Para que esse primeiro reconhecimento da pobreza ganhe alguma concretude, que tal explorar dados sobre riqueza e pobreza em diversas regiões no mundo e no Brasil? Navegue pelo infográfico. 

Quando reconhecemos que a pobreza existe, que os(as) pobres chegam às salas de aula – entre eles(as), estão 17 milhões de crianças e adolescentes participantes do Programa Bolsa Família, os(as) quais frequentam cotidianamente a escola (Censo Escolar, 2013) – algumas perguntas se impõem: Como vemos a pobreza? Como enxergamos e pensamos esses milhões de crianças e adolescentes estudantes pobres? Como esses sujeitos são pensados pela sociedade, pela mídia e pelas políticas socioeducativas?

A postura mais comum é ver a pobreza como carência e, consequentemente, os(as) pobres como carentes.
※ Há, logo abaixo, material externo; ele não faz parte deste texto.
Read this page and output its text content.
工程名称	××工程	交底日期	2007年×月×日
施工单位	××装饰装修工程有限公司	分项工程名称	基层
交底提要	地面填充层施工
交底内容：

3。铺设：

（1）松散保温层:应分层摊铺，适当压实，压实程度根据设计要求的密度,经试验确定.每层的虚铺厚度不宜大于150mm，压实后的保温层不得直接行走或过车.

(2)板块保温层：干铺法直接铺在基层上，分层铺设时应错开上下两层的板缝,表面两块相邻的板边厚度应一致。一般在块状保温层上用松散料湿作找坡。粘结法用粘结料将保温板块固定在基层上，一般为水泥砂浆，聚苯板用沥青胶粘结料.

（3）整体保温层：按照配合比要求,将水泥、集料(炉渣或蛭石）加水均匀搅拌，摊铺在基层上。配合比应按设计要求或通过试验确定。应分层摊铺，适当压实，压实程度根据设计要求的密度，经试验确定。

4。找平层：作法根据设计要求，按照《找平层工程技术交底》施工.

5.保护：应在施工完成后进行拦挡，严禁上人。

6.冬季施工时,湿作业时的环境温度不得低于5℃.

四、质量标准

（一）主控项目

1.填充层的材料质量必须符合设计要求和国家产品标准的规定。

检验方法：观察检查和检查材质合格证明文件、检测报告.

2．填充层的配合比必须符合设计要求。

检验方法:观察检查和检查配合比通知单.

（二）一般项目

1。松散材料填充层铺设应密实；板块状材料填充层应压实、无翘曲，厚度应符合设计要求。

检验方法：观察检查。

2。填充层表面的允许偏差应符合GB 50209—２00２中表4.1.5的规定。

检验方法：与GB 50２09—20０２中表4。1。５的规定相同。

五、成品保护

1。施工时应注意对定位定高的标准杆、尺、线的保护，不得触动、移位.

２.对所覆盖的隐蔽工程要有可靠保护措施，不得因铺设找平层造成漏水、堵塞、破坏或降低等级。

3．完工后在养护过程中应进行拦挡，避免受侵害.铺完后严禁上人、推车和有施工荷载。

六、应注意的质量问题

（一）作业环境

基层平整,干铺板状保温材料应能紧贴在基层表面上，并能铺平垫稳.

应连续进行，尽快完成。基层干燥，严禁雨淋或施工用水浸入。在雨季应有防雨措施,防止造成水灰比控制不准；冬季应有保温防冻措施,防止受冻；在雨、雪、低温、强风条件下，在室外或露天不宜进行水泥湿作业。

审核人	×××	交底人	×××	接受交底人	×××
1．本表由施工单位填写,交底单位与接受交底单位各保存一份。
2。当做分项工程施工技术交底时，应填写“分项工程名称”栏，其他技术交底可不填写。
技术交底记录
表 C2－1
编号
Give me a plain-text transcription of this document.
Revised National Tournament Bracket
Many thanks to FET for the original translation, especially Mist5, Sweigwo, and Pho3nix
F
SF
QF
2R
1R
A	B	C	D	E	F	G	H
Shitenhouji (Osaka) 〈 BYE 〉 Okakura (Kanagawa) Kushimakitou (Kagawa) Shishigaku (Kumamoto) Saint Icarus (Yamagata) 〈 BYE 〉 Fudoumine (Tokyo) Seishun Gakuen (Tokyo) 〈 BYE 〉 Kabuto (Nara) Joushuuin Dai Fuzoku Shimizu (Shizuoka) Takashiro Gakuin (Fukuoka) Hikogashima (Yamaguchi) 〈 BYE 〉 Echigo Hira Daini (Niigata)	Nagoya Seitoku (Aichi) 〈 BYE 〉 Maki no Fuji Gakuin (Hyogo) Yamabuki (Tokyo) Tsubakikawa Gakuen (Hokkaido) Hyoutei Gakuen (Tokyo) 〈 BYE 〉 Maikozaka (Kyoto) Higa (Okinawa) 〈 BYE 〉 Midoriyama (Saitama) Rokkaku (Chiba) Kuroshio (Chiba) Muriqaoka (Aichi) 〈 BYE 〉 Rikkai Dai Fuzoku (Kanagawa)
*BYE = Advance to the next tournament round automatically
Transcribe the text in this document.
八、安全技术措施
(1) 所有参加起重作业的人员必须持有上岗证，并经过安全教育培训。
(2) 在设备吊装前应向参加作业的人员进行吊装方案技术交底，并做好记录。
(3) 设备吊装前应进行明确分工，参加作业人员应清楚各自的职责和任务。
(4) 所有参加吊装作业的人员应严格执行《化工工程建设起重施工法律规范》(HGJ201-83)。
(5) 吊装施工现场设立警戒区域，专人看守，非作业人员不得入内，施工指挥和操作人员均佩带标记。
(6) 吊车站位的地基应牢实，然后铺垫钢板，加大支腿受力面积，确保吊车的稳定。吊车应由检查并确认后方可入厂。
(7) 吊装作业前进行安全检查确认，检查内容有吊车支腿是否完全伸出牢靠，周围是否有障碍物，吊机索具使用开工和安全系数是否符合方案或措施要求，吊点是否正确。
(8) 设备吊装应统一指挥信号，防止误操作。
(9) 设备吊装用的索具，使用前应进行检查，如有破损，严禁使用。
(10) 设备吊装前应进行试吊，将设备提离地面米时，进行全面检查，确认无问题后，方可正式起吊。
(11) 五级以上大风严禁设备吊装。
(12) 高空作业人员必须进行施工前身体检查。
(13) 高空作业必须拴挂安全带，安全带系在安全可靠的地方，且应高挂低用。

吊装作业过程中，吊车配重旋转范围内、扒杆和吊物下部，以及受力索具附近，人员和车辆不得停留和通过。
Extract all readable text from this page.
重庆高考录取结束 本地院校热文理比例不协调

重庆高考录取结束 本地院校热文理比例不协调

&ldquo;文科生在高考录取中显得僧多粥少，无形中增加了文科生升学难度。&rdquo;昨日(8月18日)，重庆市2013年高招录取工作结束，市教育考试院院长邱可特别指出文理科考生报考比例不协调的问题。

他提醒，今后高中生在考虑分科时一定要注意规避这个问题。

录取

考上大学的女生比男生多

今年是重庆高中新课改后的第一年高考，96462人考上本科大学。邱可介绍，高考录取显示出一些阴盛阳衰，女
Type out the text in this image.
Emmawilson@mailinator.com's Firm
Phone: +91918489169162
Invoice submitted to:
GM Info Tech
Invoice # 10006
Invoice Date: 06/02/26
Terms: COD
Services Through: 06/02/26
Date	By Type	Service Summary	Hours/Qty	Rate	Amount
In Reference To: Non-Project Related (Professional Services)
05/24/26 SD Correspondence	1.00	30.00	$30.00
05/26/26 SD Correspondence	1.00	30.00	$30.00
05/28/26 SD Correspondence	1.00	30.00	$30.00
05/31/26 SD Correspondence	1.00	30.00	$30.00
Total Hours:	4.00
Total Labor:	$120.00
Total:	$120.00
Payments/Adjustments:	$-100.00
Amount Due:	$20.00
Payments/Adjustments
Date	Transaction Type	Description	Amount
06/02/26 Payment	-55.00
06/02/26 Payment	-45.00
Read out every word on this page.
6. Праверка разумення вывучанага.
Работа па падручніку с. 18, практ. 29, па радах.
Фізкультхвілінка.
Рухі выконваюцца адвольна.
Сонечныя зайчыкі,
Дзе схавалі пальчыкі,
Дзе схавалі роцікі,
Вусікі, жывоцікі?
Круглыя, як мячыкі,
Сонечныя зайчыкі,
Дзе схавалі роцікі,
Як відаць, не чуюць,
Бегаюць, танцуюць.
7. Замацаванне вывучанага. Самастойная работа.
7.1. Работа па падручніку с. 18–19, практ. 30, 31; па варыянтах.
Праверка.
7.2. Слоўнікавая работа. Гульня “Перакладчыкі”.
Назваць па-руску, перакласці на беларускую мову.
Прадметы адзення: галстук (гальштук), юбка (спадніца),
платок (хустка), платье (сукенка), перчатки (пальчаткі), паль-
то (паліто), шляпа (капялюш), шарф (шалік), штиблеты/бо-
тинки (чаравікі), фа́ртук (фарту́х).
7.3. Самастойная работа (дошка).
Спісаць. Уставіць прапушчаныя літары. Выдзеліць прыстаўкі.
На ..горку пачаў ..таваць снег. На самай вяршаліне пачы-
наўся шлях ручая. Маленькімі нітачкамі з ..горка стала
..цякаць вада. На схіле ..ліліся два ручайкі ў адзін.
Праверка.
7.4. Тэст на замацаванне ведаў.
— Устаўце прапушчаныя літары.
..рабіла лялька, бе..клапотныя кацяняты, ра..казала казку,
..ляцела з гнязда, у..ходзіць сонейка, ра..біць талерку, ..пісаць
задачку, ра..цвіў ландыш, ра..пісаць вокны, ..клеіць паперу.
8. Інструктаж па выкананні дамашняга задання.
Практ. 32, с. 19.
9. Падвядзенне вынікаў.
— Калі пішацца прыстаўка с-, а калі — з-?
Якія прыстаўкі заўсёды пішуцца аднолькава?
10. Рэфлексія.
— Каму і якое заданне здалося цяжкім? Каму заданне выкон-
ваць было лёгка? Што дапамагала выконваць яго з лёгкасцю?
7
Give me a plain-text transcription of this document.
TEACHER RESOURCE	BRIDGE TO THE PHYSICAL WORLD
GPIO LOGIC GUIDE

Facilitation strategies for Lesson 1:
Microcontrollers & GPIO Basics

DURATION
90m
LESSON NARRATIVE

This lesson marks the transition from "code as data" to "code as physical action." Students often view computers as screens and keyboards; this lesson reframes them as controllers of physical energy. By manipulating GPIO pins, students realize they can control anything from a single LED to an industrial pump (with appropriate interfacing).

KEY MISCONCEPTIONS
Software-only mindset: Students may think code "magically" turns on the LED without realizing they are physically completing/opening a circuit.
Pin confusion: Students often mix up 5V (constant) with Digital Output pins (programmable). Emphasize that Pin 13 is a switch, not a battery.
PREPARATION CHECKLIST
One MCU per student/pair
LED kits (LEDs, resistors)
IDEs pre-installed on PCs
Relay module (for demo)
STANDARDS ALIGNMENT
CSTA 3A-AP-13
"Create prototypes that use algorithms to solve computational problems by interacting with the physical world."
Porém, de que forma esse desprovimento é, muitas vezes, entendido? Percebemos que, na pedagogia, frequentemente ele tem sido compreendido como escassez de espírito, de valores e, inclusive, incapacidade para o estudo e a aprendizagem. Contudo, sabemos que, ao invés disso, deve-se atentar para as privações materiais que impossibilitam uma vida digna e justa a esses sujeitos.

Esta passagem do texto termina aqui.